# Random Forests for Regression

In this example, we will learn how to train a random forest regressor with **scikit-learn**. <br/>

#### Dataset: California Housing

As an example dataset we will use the California Housing dataset. The data contains information from the 1990 California census.  A description of this dataset can be found here: https://www.kaggle.com/datasets/camnugent/california-housing-prices

Fortunately, the dataset is already provided in scikit-learn. So, there is no need to fetch the data from Kaggle manually. See: https://scikit-learn.org/stable/modules/generated/sklearn.datasets.fetch_california_housing.html

In [1]:
# Import modules which are relevant for this project
from sklearn.datasets import fetch_california_housing
import numpy as np
from sklearn.ensemble import RandomForestRegressor
from sklearn.metrics import mean_absolute_error, mean_squared_error
from sklearn.model_selection import train_test_split
import seaborn as sns
import matplotlib.pyplot as plt

In [2]:
# To ensure reproducibility

RANDOM_STATE = 42

np.random.seed(RANDOM_STATE)

## Load the dataset

In [3]:
dataset = fetch_california_housing(as_frame=True)

In [4]:
housing_df = dataset['data']
target_df = dataset['target']

housing_df['HousePrice'] = target_df

## Prepare a training and testing set

Like we did in our linear regression example, we split the datasets into two parts. <br/>
80% of the data is used for training, and 20% is used for testing.

In [5]:
train_df, test_df = train_test_split(housing_df, test_size=0.2)
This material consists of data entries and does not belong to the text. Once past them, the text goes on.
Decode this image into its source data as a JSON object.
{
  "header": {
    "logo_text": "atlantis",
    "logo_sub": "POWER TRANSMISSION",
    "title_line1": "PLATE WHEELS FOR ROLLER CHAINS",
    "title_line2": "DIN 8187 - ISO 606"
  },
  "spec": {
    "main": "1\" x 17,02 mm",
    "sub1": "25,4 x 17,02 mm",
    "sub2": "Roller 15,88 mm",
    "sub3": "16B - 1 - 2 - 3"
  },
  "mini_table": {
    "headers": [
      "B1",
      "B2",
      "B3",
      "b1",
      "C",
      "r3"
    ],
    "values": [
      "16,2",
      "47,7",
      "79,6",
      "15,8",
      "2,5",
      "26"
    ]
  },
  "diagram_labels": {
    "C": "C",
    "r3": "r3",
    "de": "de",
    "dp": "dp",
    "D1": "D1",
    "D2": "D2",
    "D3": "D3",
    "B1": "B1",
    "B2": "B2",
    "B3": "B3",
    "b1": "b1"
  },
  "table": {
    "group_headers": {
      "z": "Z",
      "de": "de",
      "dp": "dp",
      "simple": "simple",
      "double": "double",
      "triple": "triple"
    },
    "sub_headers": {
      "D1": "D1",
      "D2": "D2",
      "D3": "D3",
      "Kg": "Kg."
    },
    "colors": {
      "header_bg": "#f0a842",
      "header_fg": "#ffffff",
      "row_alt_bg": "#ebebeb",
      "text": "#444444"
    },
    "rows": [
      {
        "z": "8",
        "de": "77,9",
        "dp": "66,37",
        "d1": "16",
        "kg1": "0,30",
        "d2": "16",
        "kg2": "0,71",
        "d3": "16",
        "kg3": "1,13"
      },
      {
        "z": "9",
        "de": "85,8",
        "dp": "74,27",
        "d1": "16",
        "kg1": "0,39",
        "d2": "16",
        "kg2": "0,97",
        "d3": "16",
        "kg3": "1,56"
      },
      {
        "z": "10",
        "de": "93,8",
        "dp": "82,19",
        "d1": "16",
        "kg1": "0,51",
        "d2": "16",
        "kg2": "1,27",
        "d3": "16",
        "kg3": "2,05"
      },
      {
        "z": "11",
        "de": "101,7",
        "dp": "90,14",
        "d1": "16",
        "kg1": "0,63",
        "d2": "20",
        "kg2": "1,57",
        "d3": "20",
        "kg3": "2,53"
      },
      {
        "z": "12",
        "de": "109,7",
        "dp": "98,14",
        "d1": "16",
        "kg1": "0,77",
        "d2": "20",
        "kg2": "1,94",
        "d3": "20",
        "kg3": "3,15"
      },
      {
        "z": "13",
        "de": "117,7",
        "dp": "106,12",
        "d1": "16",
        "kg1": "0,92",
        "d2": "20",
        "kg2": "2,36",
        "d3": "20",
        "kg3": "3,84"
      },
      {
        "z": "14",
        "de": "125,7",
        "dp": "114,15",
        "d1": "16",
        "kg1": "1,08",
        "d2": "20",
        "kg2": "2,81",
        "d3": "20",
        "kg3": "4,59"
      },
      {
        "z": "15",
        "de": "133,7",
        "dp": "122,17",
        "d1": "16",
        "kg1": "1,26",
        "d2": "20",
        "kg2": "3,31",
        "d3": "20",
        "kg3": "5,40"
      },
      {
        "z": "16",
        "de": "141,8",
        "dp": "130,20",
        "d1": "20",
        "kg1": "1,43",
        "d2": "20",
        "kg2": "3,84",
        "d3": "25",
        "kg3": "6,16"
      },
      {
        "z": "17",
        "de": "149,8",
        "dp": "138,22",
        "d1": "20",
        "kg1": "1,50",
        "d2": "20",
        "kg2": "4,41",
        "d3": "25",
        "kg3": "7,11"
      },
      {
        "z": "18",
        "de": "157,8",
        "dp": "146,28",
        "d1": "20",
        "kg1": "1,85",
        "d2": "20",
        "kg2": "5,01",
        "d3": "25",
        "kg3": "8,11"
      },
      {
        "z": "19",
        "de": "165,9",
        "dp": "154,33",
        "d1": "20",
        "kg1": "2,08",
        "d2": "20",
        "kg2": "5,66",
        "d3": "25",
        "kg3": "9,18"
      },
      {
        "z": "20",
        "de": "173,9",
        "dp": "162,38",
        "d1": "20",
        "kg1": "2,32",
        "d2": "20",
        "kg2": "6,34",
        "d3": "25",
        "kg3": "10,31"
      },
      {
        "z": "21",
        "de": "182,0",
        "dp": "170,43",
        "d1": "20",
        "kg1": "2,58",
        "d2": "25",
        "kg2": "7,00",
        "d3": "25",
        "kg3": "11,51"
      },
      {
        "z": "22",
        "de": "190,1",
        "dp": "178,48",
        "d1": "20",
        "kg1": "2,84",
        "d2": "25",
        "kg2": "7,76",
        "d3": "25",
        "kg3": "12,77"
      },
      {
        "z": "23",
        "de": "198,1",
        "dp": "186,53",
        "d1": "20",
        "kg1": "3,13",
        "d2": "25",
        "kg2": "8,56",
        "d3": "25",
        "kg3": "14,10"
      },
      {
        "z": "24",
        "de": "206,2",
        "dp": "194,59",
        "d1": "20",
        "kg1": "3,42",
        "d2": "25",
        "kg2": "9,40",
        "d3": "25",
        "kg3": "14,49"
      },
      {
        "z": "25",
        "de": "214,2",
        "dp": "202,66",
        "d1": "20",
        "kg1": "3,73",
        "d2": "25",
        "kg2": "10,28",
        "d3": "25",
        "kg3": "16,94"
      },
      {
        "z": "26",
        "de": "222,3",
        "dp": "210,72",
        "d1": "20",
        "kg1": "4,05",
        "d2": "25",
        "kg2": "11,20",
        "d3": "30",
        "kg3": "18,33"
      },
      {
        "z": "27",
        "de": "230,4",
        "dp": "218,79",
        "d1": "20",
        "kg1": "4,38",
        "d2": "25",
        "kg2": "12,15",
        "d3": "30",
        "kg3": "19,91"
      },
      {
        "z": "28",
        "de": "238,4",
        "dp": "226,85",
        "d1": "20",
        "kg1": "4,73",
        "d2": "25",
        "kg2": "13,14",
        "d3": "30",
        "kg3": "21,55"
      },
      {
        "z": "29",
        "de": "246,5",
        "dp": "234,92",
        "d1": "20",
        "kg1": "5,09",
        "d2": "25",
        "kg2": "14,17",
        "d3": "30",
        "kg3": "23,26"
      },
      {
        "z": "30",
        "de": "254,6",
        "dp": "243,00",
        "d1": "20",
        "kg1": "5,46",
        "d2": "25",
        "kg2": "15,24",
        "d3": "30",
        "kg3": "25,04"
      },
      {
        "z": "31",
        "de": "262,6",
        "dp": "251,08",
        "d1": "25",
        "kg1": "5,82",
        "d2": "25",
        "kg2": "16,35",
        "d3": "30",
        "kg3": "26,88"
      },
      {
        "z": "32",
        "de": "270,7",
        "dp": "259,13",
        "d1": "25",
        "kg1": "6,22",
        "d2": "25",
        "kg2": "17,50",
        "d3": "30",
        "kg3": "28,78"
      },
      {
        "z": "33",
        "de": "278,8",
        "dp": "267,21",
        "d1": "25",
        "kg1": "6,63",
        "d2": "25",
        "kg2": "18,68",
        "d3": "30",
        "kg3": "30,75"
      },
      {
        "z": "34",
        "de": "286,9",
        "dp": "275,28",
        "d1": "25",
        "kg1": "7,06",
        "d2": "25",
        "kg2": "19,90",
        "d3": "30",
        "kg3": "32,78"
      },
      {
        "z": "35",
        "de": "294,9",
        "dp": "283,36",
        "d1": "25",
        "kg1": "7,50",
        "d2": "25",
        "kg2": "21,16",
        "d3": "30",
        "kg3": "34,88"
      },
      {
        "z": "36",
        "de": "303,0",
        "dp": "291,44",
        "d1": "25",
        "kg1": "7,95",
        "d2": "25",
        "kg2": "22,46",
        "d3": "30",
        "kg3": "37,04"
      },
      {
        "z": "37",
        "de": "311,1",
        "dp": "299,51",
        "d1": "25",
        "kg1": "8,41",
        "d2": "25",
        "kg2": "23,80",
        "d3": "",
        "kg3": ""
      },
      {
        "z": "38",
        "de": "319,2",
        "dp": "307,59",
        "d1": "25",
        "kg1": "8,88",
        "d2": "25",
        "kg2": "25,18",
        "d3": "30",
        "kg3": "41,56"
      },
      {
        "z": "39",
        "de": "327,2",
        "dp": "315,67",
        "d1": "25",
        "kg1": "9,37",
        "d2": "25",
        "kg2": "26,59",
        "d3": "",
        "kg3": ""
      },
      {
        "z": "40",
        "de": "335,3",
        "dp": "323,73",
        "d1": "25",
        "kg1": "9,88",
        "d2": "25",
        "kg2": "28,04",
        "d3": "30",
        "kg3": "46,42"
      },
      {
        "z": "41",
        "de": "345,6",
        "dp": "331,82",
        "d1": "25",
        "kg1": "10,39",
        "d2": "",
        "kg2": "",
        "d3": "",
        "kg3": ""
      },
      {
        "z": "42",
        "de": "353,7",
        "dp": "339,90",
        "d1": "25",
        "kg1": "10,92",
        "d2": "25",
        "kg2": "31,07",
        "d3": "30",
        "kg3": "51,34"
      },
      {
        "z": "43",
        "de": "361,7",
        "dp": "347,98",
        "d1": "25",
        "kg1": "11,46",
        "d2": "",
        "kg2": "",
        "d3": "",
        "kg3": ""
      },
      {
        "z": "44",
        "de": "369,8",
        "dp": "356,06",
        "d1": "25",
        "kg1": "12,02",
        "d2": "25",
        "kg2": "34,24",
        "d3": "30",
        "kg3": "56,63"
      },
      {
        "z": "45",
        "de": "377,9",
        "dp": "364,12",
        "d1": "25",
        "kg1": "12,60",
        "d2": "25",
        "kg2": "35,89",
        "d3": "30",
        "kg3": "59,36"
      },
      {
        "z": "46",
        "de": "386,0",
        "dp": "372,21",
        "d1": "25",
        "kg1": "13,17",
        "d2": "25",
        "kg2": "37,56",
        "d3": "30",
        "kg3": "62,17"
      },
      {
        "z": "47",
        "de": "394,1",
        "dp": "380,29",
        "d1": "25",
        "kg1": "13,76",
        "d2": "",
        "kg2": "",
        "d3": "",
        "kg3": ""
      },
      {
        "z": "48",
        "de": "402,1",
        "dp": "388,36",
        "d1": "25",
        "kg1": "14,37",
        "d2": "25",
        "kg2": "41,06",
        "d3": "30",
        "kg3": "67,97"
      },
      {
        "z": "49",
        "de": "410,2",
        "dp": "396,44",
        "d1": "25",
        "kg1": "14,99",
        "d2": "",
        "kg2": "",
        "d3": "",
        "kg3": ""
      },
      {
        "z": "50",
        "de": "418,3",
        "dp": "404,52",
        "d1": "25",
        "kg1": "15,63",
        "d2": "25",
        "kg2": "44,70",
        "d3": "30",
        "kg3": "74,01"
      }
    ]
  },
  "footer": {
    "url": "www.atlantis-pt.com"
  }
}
# Prepare training features 
x_train = train_df.loc[:, train_df.columns != 'HousePrice'].values
y_train = train_df['HousePrice'].values

# Prepare testing features 
x_test = test_df.loc[:, test_df.columns != 'HousePrice'].values
y_test = test_df['HousePrice'].values 

## Training a random forest regressor

We now train our first random forest regressor referred to as  `RandomForestRegressor` in Scikit.

In [6]:
# Create a random forest regressor
model = RandomForestRegressor()

In [7]:
# Fit the model
model.fit(x_train, y_train)

In [8]:
# Evaluate the performance of the regression model
y_pred_train = model.predict(x_train)
y_pred_test = model.predict(x_test)

rmse_test = mean_squared_error(y_test, y_pred_test, squared=False)
rmse_train = mean_squared_error(y_train, y_pred_train, squared=False)

print('Train RMSE:', rmse_train)
print('Test RMSE:', rmse_test)

Train RMSE: 0.18756381286355583
Test RMSE: 0.503395775621682


Nice, without finetuning of hyperparameters, your model achieves a lower RMSE (\\$50339) than the finetuned decision tree (\\$60154). This looks promising.